Note that sched_yield
is not called by Bowtie 2 directly -- it's probably being called because some global lock (e.g. memory allocation) is contended.
I found sched_yield in bowtie2 source and TBB library.
# grep sched_yield -nr .
./fast_mutex.h:127: sched_yield();
./tinythread.h:686: sched_yield();
# readelf -s /usr/lib64/libtbb.so.2 |grep yield
25: 0000000000000000 0 FUNC GLOBAL DEFAULT UND sched_yield@GLIBC_2.2.5 (3)
Yep, those are locks
Bowtie2 2.3.1 become more buggy.
This is the 'perf report' log. 90% CPU is wast in spin_lok. why we need spin lock in user-space application?

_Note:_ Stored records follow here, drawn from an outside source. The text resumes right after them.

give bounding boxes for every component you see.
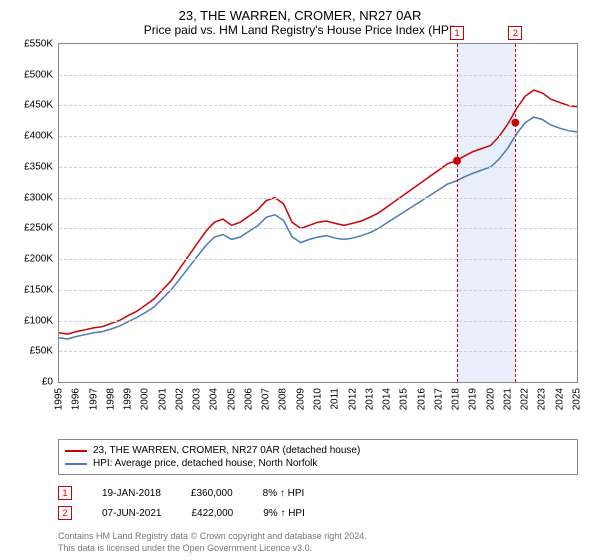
x-tick-label: 2016 <box>416 388 427 410</box>
x-tick-label: 2019 <box>468 388 479 410</box>
x-tick-label: 2014 <box>382 388 393 410</box>
sale-marker-icon: 2 <box>58 506 72 520</box>
legend-item: HPI: Average price, detached house, Nort… <box>65 457 571 470</box>
x-tick-label: 2024 <box>554 388 565 410</box>
series-line <box>59 90 577 334</box>
sale-date: 19-JAN-2018 <box>102 488 161 499</box>
y-tick-label: £150K <box>24 284 53 295</box>
x-tick-label: 2012 <box>347 388 358 410</box>
plot-wrap: £0£50K£100K£150K£200K£250K£300K£350K£400… <box>58 43 578 383</box>
footnote-line: Contains HM Land Registry data © Crown c… <box>58 531 578 543</box>
x-tick-label: 2021 <box>502 388 513 410</box>
x-tick-label: 2017 <box>433 388 444 410</box>
x-tick-label: 2008 <box>278 388 289 410</box>
x-tick-label: 2006 <box>243 388 254 410</box>
footnote-line: This data is licensed under the Open Gov… <box>58 543 578 555</box>
x-tick-label: 2000 <box>140 388 151 410</box>
sales-row: 1 19-JAN-2018 £360,000 8% ↑ HPI <box>58 483 578 503</box>
sale-delta: 8% ↑ HPI <box>263 488 305 499</box>
legend-swatch <box>65 463 87 465</box>
x-tick-label: 2005 <box>226 388 237 410</box>
sale-vline <box>515 44 516 382</box>
sale-delta: 9% ↑ HPI <box>263 508 305 519</box>
x-tick-label: 2003 <box>192 388 203 410</box>
legend-label: 23, THE WARREN, CROMER, NR27 0AR (detach… <box>93 445 360 456</box>
x-tick-label: 1995 <box>54 388 65 410</box>
x-tick-label: 1997 <box>88 388 99 410</box>
chart-svg <box>59 44 577 382</box>
x-tick-label: 2004 <box>209 388 220 410</box>
plot-area: £0£50K£100K£150K£200K£250K£300K£350K£400… <box>58 43 578 383</box>
sale-price: £422,000 <box>191 508 233 519</box>
chart-container: 23, THE WARREN, CROMER, NR27 0AR Price p… <box>0 0 600 560</box>
x-tick-label: 1996 <box>71 388 82 410</box>
x-tick-label: 2007 <box>261 388 272 410</box>
sale-marker-icon: 1 <box>58 486 72 500</box>
y-tick-label: £550K <box>24 39 53 50</box>
y-tick-label: £350K <box>24 161 53 172</box>
chart-subtitle: Price paid vs. HM Land Registry's House … <box>12 23 588 37</box>
x-tick-label: 2018 <box>451 388 462 410</box>
sale-marker-icon: 2 <box>508 26 522 40</box>
x-tick-label: 2001 <box>157 388 168 410</box>
footnote: Contains HM Land Registry data © Crown c… <box>58 531 578 554</box>
sale-price: £360,000 <box>191 488 233 499</box>
legend-item: 23, THE WARREN, CROMER, NR27 0AR (detach… <box>65 444 571 457</box>
y-tick-label: £400K <box>24 131 53 142</box>
y-tick-label: £300K <box>24 192 53 203</box>
y-tick-label: £250K <box>24 223 53 234</box>
y-tick-label: £200K <box>24 254 53 265</box>
x-tick-label: 2022 <box>520 388 531 410</box>
legend-swatch <box>65 450 87 452</box>
y-tick-label: £50K <box>30 346 53 357</box>
x-tick-label: 2025 <box>572 388 583 410</box>
x-tick-label: 2010 <box>313 388 324 410</box>
y-tick-label: £0 <box>42 377 53 388</box>
legend-label: HPI: Average price, detached house, Nort… <box>93 458 317 469</box>
sale-date: 07-JUN-2021 <box>102 508 161 519</box>
y-tick-label: £500K <box>24 69 53 80</box>
sale-marker-icon: 1 <box>450 26 464 40</box>
y-tick-label: £100K <box>24 315 53 326</box>
x-tick-label: 2009 <box>295 388 306 410</box>
sales-table: 1 19-JAN-2018 £360,000 8% ↑ HPI 2 07-JUN… <box>58 483 578 523</box>
x-tick-label: 2002 <box>174 388 185 410</box>
x-tick-label: 2013 <box>364 388 375 410</box>
sales-row: 2 07-JUN-2021 £422,000 9% ↑ HPI <box>58 503 578 523</box>
y-tick-label: £450K <box>24 100 53 111</box>
x-tick-label: 2020 <box>485 388 496 410</box>
x-tick-label: 2015 <box>399 388 410 410</box>
x-tick-label: 1999 <box>123 388 134 410</box>
x-tick-label: 2023 <box>537 388 548 410</box>
legend: 23, THE WARREN, CROMER, NR27 0AR (detach… <box>58 439 578 475</box>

Overhead Command Shared Object Symbol
90.22% bowtie2-align-s [kernel.kallsyms] [k] _raw_spin_lock
1.82% swapper [kernel.kallsyms] [k] intel_idle
0.75% bowtie2-align-s bowtie2-align-s [.] PatternSourcePerThread::nextReadPair
The patch
diff --git a/fast_mutex.h b/fast_mutex.h
index 4d4b7cc..988a764 100644
--- a/fast_mutex.h
+++ b/fast_mutex.h
@@ -36,11 +36,7 @@ freely, subject to the following restrictions:
#define _TTHREAD_PLATFORM_DEFINED_
#endif
-// Check if we can support the assembly language level implementation (otherwise
-// revert to the system API)
-#if (defined(__GNUC__) && (defined(__i386__) || defined(__x86_64__))) || \
- (defined(_MSC_VER) && (defined(_M_IX86) || defined(_M_X64))) || \
- (defined(__GNUC__) && (defined(__ppc__)))
+#if 0
#define _FAST_MUTEX_ASM_
#else
#define _FAST_MUTEX_SYS_
and 'make NO_TBB=1' can fix this problem in 2.3.0.
but there seems other problems in bowtie_main.cpp/pat.cpp/pat.h/read_qseq.cpp of 2.3.1.
The patch works for 2.3.2
Hi.
bowtie2 use high sys %Cpu. Doses bowtie2 use system call that will use a lot of cpu?